At best, it appears this is Ouroussoff's attempt to distance himself from the accusation that his general oeuvre primarily targets object/icon worship, the architectural superstars and their most eye-catching or eye-scorching progeny. More upsetting is the prospect that it is written with an assumption that the readers of articles on architecture and design are so poorly versed in these heftier, more relevant articles that his paltry, hasty overview suffices to substitute those (addressing historical difficulties, present post-catastrophic conditions, and the legion of proposals currently underway) in a far more effortless manner.
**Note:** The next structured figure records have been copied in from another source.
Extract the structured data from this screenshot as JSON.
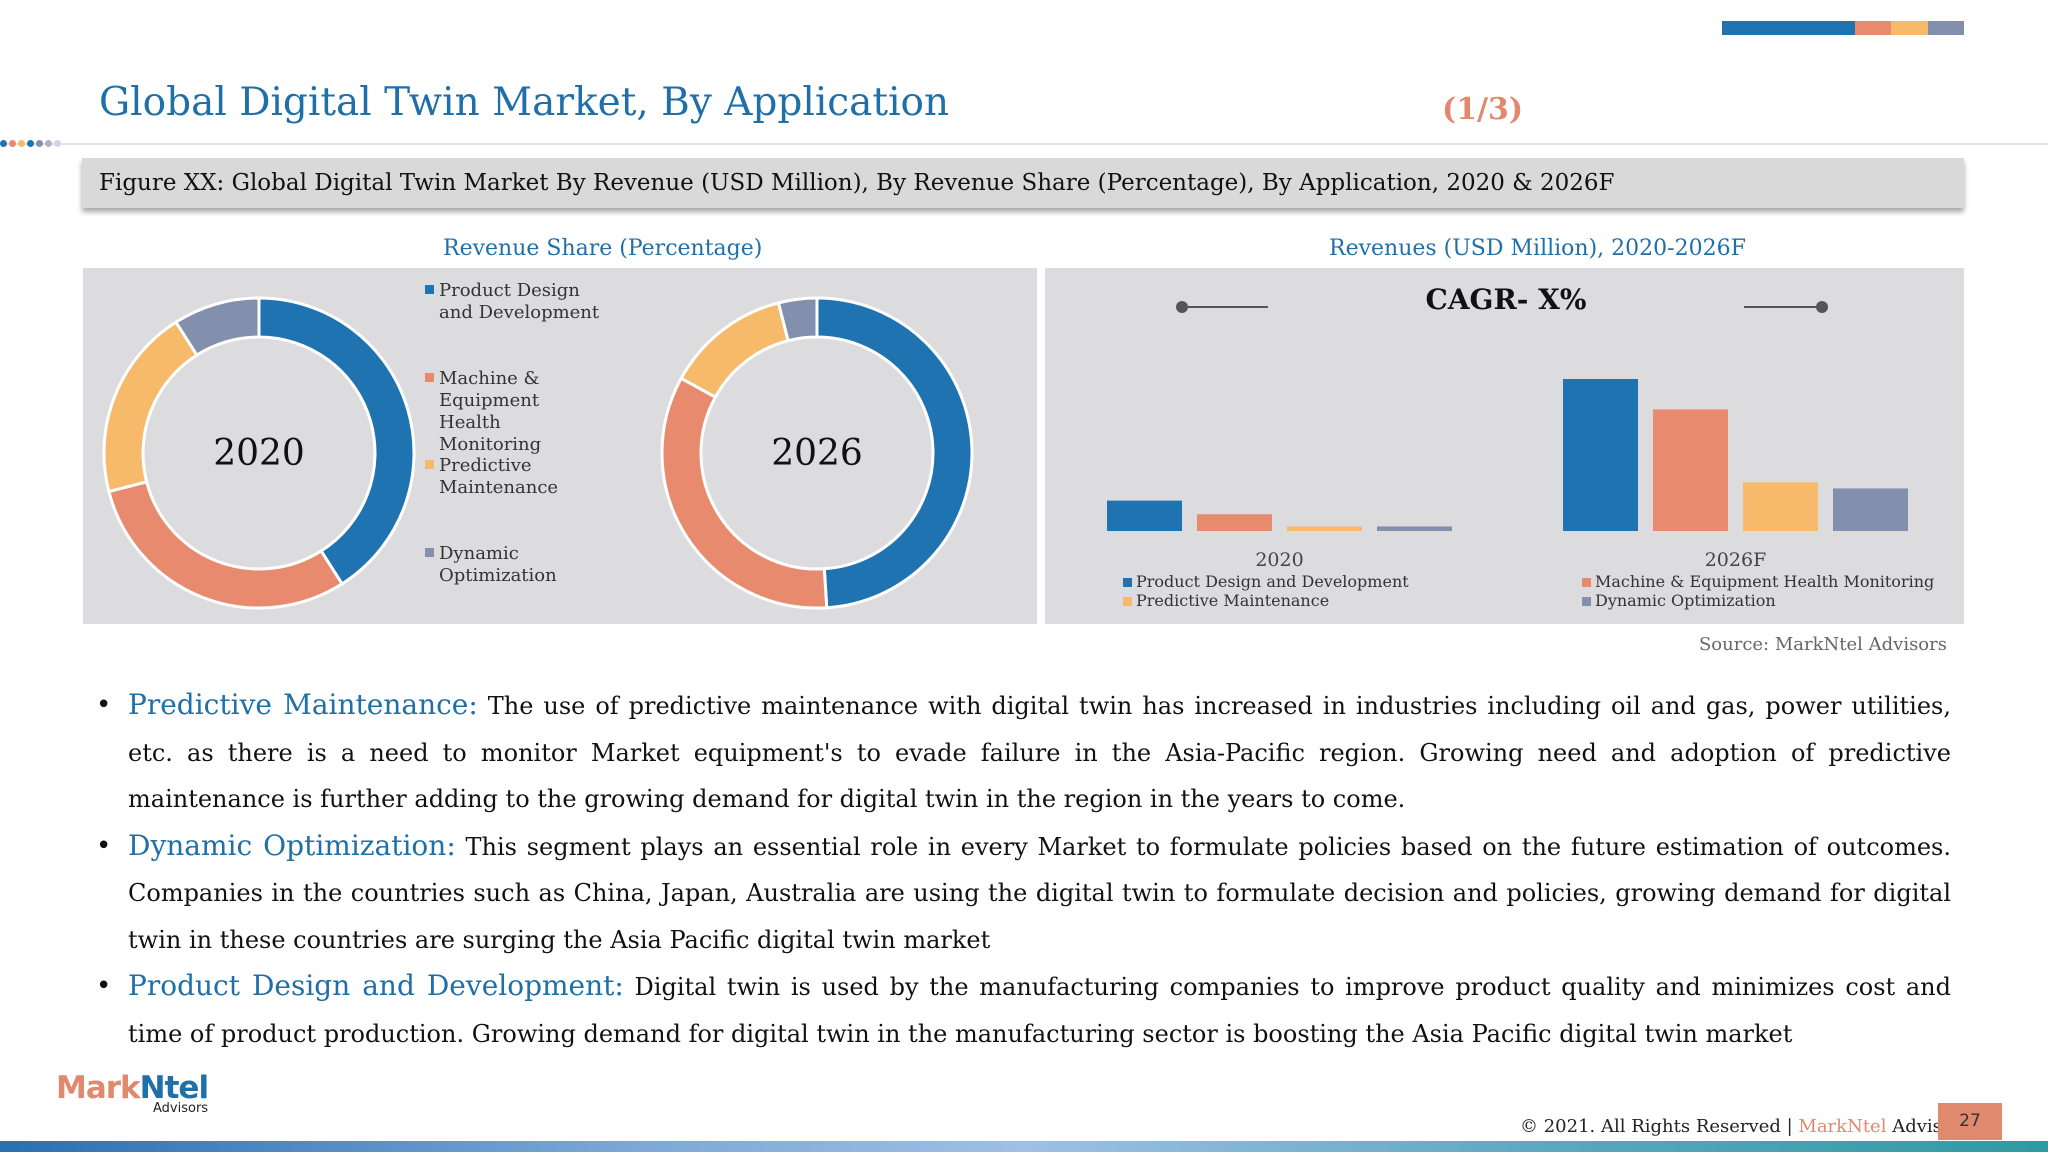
{
  "header": {
    "title": "Global Digital Twin Market, By Application",
    "page_fraction": "(1/3)",
    "accent_segments": [
      {
        "color": "#1f73b1",
        "weight": 132
      },
      {
        "color": "#e88a6e",
        "weight": 36
      },
      {
        "color": "#f7b96a",
        "weight": 36
      },
      {
        "color": "#8290ad",
        "weight": 36
      }
    ]
  },
  "figure": {
    "caption": "Figure XX: Global Digital Twin Market By Revenue (USD Million), By Revenue Share (Percentage), By Application,  2020 & 2026F",
    "left_title": "Revenue Share (Percentage)",
    "right_title": "Revenues (USD Million), 2020-2026F",
    "source": "Source: MarkNtel Advisors"
  },
  "chart_data": [
    {
      "type": "pie",
      "center_label": "2020",
      "categories": [
        "Product Design and Development",
        "Machine & Equipment Health Monitoring",
        "Predictive Maintenance",
        "Dynamic Optimization"
      ],
      "values": [
        41,
        30,
        20,
        9
      ],
      "colors": [
        "#1f73b1",
        "#e88a6e",
        "#f7b96a",
        "#8290ad"
      ]
    },
    {
      "type": "pie",
      "center_label": "2026",
      "categories": [
        "Product Design and Development",
        "Machine & Equipment Health Monitoring",
        "Predictive Maintenance",
        "Dynamic Optimization"
      ],
      "values": [
        49,
        34,
        13,
        4
      ],
      "colors": [
        "#1f73b1",
        "#e88a6e",
        "#f7b96a",
        "#8290ad"
      ]
    },
    {
      "type": "bar",
      "title": "CAGR- X%",
      "categories": [
        "2020",
        "2026F"
      ],
      "series": [
        {
          "name": "Product Design and Development",
          "values": [
            20,
            100
          ],
          "color": "#1f73b1"
        },
        {
          "name": "Machine & Equipment Health Monitoring",
          "values": [
            11,
            80
          ],
          "color": "#e88a6e"
        },
        {
          "name": "Predictive Maintenance",
          "values": [
            3,
            32
          ],
          "color": "#f7b96a"
        },
        {
          "name": "Dynamic Optimization",
          "values": [
            3,
            28
          ],
          "color": "#8290ad"
        }
      ],
      "ylim": [
        0,
        100
      ],
      "legend": "bottom"
    }
  ],
  "donut_legend": [
    {
      "lines": [
        "Product Design",
        "and Development"
      ],
      "color": "#1f73b1"
    },
    {
      "lines": [
        "Machine &",
        "Equipment Health",
        "Monitoring"
      ],
      "color": "#e88a6e"
    },
    {
      "lines": [
        "Predictive",
        "Maintenance"
      ],
      "color": "#f7b96a"
    },
    {
      "lines": [
        "Dynamic",
        "Optimization"
      ],
      "color": "#8290ad"
    }
  ],
  "bullets": [
    {
      "heading": "Predictive Maintenance:",
      "text": " The use of predictive maintenance with digital twin has increased in industries including oil and gas, power utilities, etc. as there is a need to monitor Market equipment's to evade failure in the Asia-Pacific region. Growing need and adoption of predictive maintenance is further adding to the growing demand for digital twin in the region in the years to come."
    },
    {
      "heading": "Dynamic Optimization:",
      "text": " This segment plays an essential role in every Market to formulate policies based on the future estimation of outcomes. Companies in the countries such as China, Japan, Australia are using the digital twin to formulate decision and policies, growing demand for digital twin in these countries are surging the Asia Pacific digital twin market"
    },
    {
      "heading": "Product Design and Development:",
      "text": " Digital twin is used by the manufacturing companies to improve product quality and minimizes cost and time of product production. Growing demand for digital twin in the manufacturing sector is boosting the Asia Pacific digital twin market"
    }
  ],
  "footer": {
    "copyright_prefix": "© 2021. All Rights Reserved | ",
    "brand": "MarkNtel",
    "suffix": " Advisors",
    "page_number": "27",
    "logo_mark": "Mark",
    "logo_ntel": "Ntel",
    "logo_sub": "Advisors"
  },
  "colors": {
    "accent_blue": "#1f6fa8",
    "accent_orange": "#e0896e"
  }
}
At the very worst, the article is a lackluster page-filler, intended to meet some sort of monthly word count for Ouroussoff to retain his position or salary, whatever that might be defined by. As Lange stated in the title of her article, this simply "isn't good enough."
As a member of the architectural professional community, I understand that I shouldn't expect the level of specificity or detail necessary for an article in an expressly design-oriented publication or professional journal. The greatest aspect of the inclusion of architectural features among the Times' various subjects is the ability to expose a greater audience to architectural achievements and concerns, and I realize that this can mean adapting the language and tone to do so. However, I never see this sort of compositional incoherence in the Science section, or the vagueness of opinion in the Book Review, both rampant in Ouroussoff's architectural segments. When he finally offers some sort of pseudo-concrete statement or 'conclusion,' it tends to be forced, ephemeral, trite, and abrupt, as though written while stuck in traffic on the way to a much more interesting brunch.
The actual details of the planned decentralization of Port-au-Prince deserve comprehensive and descriptive exposure. If the New York Times chooses to return to the subject, it should be orchestrated by someone more capable of providing this than Nicolai Ouroussoff.
Seth Embry is an architectural artist and designer, currently working in Store Design for a major retail company in New York. He studied architecture as an undergraduate at the University of Florida, and intends to apply to graduate architecture programs in the fall.